Colombia’s former president Virgilio Barco Vargas personally approved an extermination campaign while in office against members and supporters of the left-wing Patriotic Union (UP) political party, a startling investigation by journalist Alberto Donadio has revealed.
The UP was founded in 1985 under the terms of the recently-signed peace agreement between Barco’s predecessor, Belisario Betancur, and the FARC guerrilla movement. Following a number of modest UP gains in regional and municipal elections, state security forces and paramilitaries launched a violent campaign – often referred to in Colombia as a ‘political genocide’ – to eradicate the party, killing thousands of UP members, including presidential candidates.
Barco was elected in 1986, upon which, according to Donadio, he acted on the recommendations of advisors to target the UP. More than 400 people were killed in the first 14 months of Barco’s government, with the violence continuing for several years. According to the National Centre for Historical Memory (CNMH), 3,122 UP members were killed, while close to another 3,000 suffered forced disappearances, forced displacement, torture and other human rights violations. CNMH records show that during a period of 18 years, not a single month passed without the murder of a UP member.
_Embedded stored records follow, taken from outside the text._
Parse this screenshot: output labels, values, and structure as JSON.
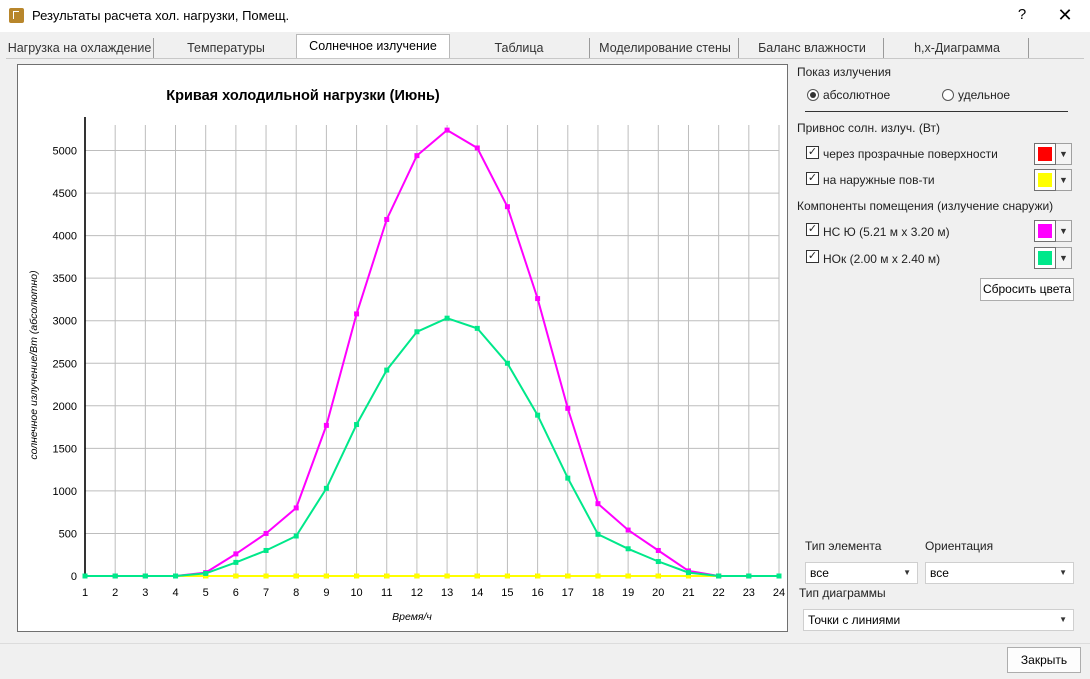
{
  "window": {
    "title": "Результаты расчета хол. нагрузки, Помещ.",
    "help": "?",
    "close": "✕"
  },
  "tabs": [
    {
      "label": "Нагрузка на охлаждение"
    },
    {
      "label": "Температуры"
    },
    {
      "label": "Солнечное излучение"
    },
    {
      "label": "Таблица"
    },
    {
      "label": "Моделирование стены"
    },
    {
      "label": "Баланс влажности"
    },
    {
      "label": "h,x-Диаграмма"
    }
  ],
  "chart_data": {
    "type": "line",
    "title": "Кривая холодильной нагрузки (Июнь)",
    "xlabel": "Время/ч",
    "ylabel": "солнечное излучение/Вт (абсолютно)",
    "x": [
      1,
      2,
      3,
      4,
      5,
      6,
      7,
      8,
      9,
      10,
      11,
      12,
      13,
      14,
      15,
      16,
      17,
      18,
      19,
      20,
      21,
      22,
      23,
      24
    ],
    "xlim": [
      1,
      24
    ],
    "ylim": [
      0,
      5300
    ],
    "yticks": [
      0,
      500,
      1000,
      1500,
      2000,
      2500,
      3000,
      3500,
      4000,
      4500,
      5000
    ],
    "grid": true,
    "series": [
      {
        "name": "через прозрачные поверхности",
        "color": "#ff0000",
        "values": [
          0,
          0,
          0,
          0,
          0,
          0,
          0,
          0,
          0,
          0,
          0,
          0,
          0,
          0,
          0,
          0,
          0,
          0,
          0,
          0,
          0,
          0,
          0,
          0
        ]
      },
      {
        "name": "на наружные пов-ти",
        "color": "#ffff00",
        "values": [
          0,
          0,
          0,
          0,
          0,
          0,
          0,
          0,
          0,
          0,
          0,
          0,
          0,
          0,
          0,
          0,
          0,
          0,
          0,
          0,
          0,
          0,
          0,
          0
        ]
      },
      {
        "name": "НС Ю (5.21 м x 3.20 м)",
        "color": "#ff00ff",
        "values": [
          0,
          0,
          0,
          0,
          40,
          260,
          500,
          800,
          1770,
          3080,
          4190,
          4940,
          5240,
          5030,
          4340,
          3260,
          1970,
          850,
          540,
          300,
          60,
          0,
          0,
          0
        ]
      },
      {
        "name": "НОк (2.00 м x 2.40 м)",
        "color": "#00e88a",
        "values": [
          0,
          0,
          0,
          0,
          30,
          160,
          300,
          470,
          1030,
          1780,
          2420,
          2870,
          3030,
          2910,
          2500,
          1890,
          1150,
          490,
          320,
          170,
          40,
          0,
          0,
          0
        ]
      }
    ]
  },
  "side": {
    "display_label": "Показ излучения",
    "radio_absolute": "абсолютное",
    "radio_specific": "удельное",
    "solar_gain_label": "Привнос солн. излуч. (Вт)",
    "check_transparent": "через прозрачные поверхности",
    "check_external": "на наружные пов-ти",
    "components_label": "Компоненты помещения (излучение снаружи)",
    "check_ns": "НС Ю (5.21 м x 3.20 м)",
    "check_nok": "НОк (2.00 м x 2.40 м)",
    "check_mark": "✓",
    "color_red": "#ff0000",
    "color_yellow": "#ffff00",
    "color_magenta": "#ff00ff",
    "color_green": "#00e88a",
    "reset_colors": "Сбросить цвета",
    "element_type_label": "Тип элемента",
    "orientation_label": "Ориентация",
    "element_type_value": "все",
    "orientation_value": "все",
    "diagram_type_label": "Тип диаграммы",
    "diagram_type_value": "Точки с линиями"
  },
  "footer": {
    "close_label": "Закрыть"
  }
}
Donadio adds that, when Barco’s Peace Commissioner, Carlos Ossa Escobar, expressed alarm at the violence impacting the UP, military general Rafael Samudio Molino responded that ‘at this rate, we’ll never get rid of them.’ Having suffered years of intense violence, the UP was effectively wound up in 2002 after withdrawing its legal status as a political party. However, in 2013, it regained its political status and was able to again compete in elections.
The extermination of the UP is one of the macro cases under investigation by the Special Jurisdiction for Peace (JEP), the transitional justice court created in the 2016 peace agreement to investigate and prosecute severe human rights violations committed during the conflict.